JAKARTA,CEKLISSATU - Serangan udara Israel terhadap Jalur Gaza selama sepekan terakhir telah menewaskan sedikitnya 11 jurnalis Palestina. Gempuran Israel terus berlanjut setelah sempat dihentikan sementara pada Senin 16 Oktober 2023 waktu setempat.
Dilansir dari Al Arabiya News pada Senin (16/10), informasi ini disampaikan oleh Sindikat Jurnalis Palestina melalui pernyataan yang dirilis pada Senin (16/10) waktu setempat. Namun, rincian lebih lanjut mengenai identitas dan asal media para jurnalis yang menjadi korban serangan udara Israel tersebut tidak dijelaskan.
Militer Israel melancarkan serangan ke Jalur Gaza sejak Sabtu (7/10) sebagai balasan terhadap serangan mematikan yang dilakukan oleh Hamas terhadap negara Israel.
Serangan Hamas tersebut mengakibatkan lebih dari 1.400 kematian di kalangan warga Israel, termasuk sejumlah besar warga sipil dan banyak di antaranya merupakan warga negara asing.
Sementara itu, gempuran Israel terhadap Jalur Gaza selama lebih dari sepekan terakhir, menurut Kementerian Kesehatan Palestina, telah menewaskan sedikitnya 2.750 orang, dengan lebih dari 700 di antaranya adalah anak-anak.

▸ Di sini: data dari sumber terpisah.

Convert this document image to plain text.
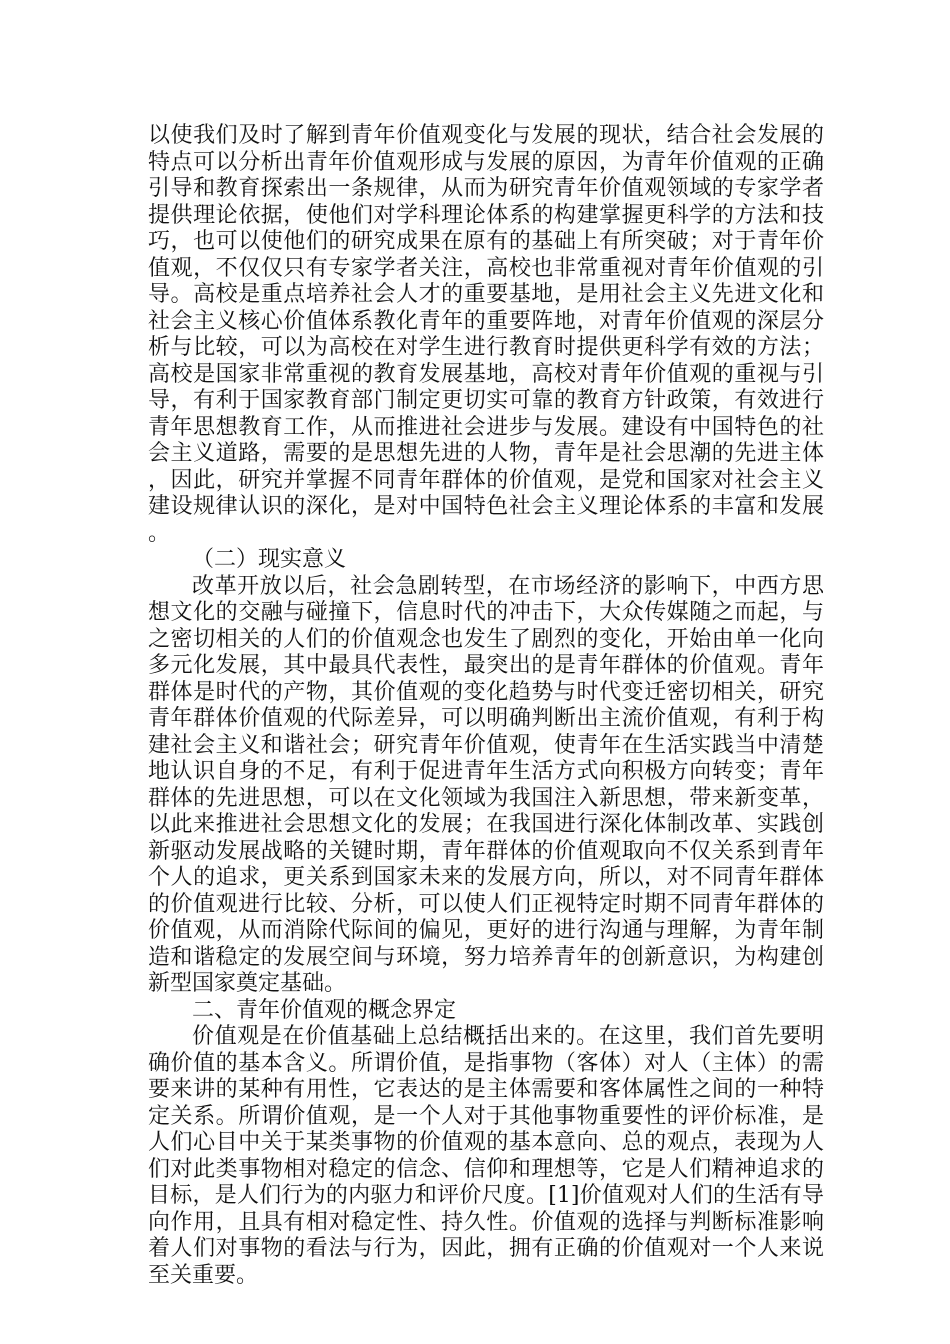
以使我们及时了解到青年价值观变化与发展的现状，结合社会发展的特点可以分析出青年价值观形成与发展的原因，为青年价值观的正确引导和教育探索出一条规律，从而为研究青年价值观领域的专家学者提供理论依据，使他们对学科理论体系的构建掌握更科学的方法和技巧，也可以使他们的研究成果在原有的基础上有所突破；对于青年价值观，不仅仅只有专家学者关注，高校也非常重视对青年价值观的引导。高校是重点培养社会人才的重要基地，是用社会主义先进文化和社会主义核心价值体系教化青年的重要阵地，对青年价值观的深层分析与比较，可以为高校在对学生进行教育时提供更科学有效的方法；高校是国家非常重视的教育发展基地，高校对青年价值观的重视与引导，有利于国家教育部门制定更切实可靠的教育方针政策，有效进行青年思想教育工作，从而推进社会进步与发展。建设有中国特色的社会主义道路，需要的是思想先进的人物，青年是社会思潮的先进主体，因此，研究并掌握不同青年群体的价值观，是党和国家对社会主义建设规律认识的深化，是对中国特色社会主义理论体系的丰富和发展。

（二）现实意义

改革开放以后，社会急剧转型，在市场经济的影响下，中西方思想文化的交融与碰撞下，信息时代的冲击下，大众传媒随之而起，与之密切相关的人们的价值观念也发生了剧烈的变化，开始由单一化向多元化发展，其中最具代表性，最突出的是青年群体的价值观。青年群体是时代的产物，其价值观的变化趋势与时代变迁密切相关，研究青年群体价值观的代际差异，可以明确判断出主流价值观，有利于构建社会主义和谐社会；研究青年价值观，使青年在生活实践当中清楚地认识自身的不足，有利于促进青年生活方式向积极方向转变；青年群体的先进思想，可以在文化领域为我国注入新思想，带来新变革，以此来推进社会思想文化的发展；在我国进行深化体制改革、实践创新驱动发展战略的关键时期，青年群体的价值观取向不仅关系到青年个人的追求，更关系到国家未来的发展方向，所以，对不同青年群体的价值观进行比较、分析，可以使人们正视特定时期不同青年群体的价值观，从而消除代际间的偏见，更好的进行沟通与理解，为青年制造和谐稳定的发展空间与环境，努力培养青年的创新意识，为构建创新型国家奠定基础。

二、青年价值观的概念界定

价值观是在价值基础上总结概括出来的。在这里，我们首先要明确价值的基本含义。所谓价值，是指事物（客体）对人（主体）的需要来讲的某种有用性，它表达的是主体需要和客体属性之间的一种特定关系。所谓价值观，是一个人对于其他事物重要性的评价标准，是人们心目中关于某类事物的价值观的基本意向、总的观点，表现为人们对此类事物相对稳定的信念、信仰和理想等，它是人们精神追求的目标，是人们行为的内驱力和评价尺度。[1]价值观对人们的生活有导向作用，且具有相对稳定性、持久性。价值观的选择与判断标准影响着人们对事物的看法与行为，因此，拥有正确的价值观对一个人来说至关重要。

Sekitar 9.700 orang lainnya mengalami luka-luka.
Koresponden dari Al Arabiya melaporkan bahwa Israel telah melanjutkan serangan udara terhadap Jalur Gaza, setelah menghentikannya sementara pada Senin (16/10) waktu setempat. Saat itu, ada laporan bahwa perlintasan perbatasan Rafa, yang menghubungkan Gaza dan Israel, telah dibuka kembali.
Namun, Israel secara tegas membantah bahwa perlintasan perbatasan tersebut telah dibuka kembali dan menolak laporan tentang adanya gencatan senjata dengan Perserikatan Bangsa-Bangsa (PBB) dan Mesir.
Kesepakatan tersebut diharapkan akan memungkinkan pasokan bantuan kemanusiaan dan evakuasi warga negara asing (WNA) dari Jalur Gaza yang tengah dikepung oleh Israel. Sebelumnya, sumber-sumber keamanan di Mesir telah menyebut bahwa kesepakatan gencatan senjata akan diberlakukan.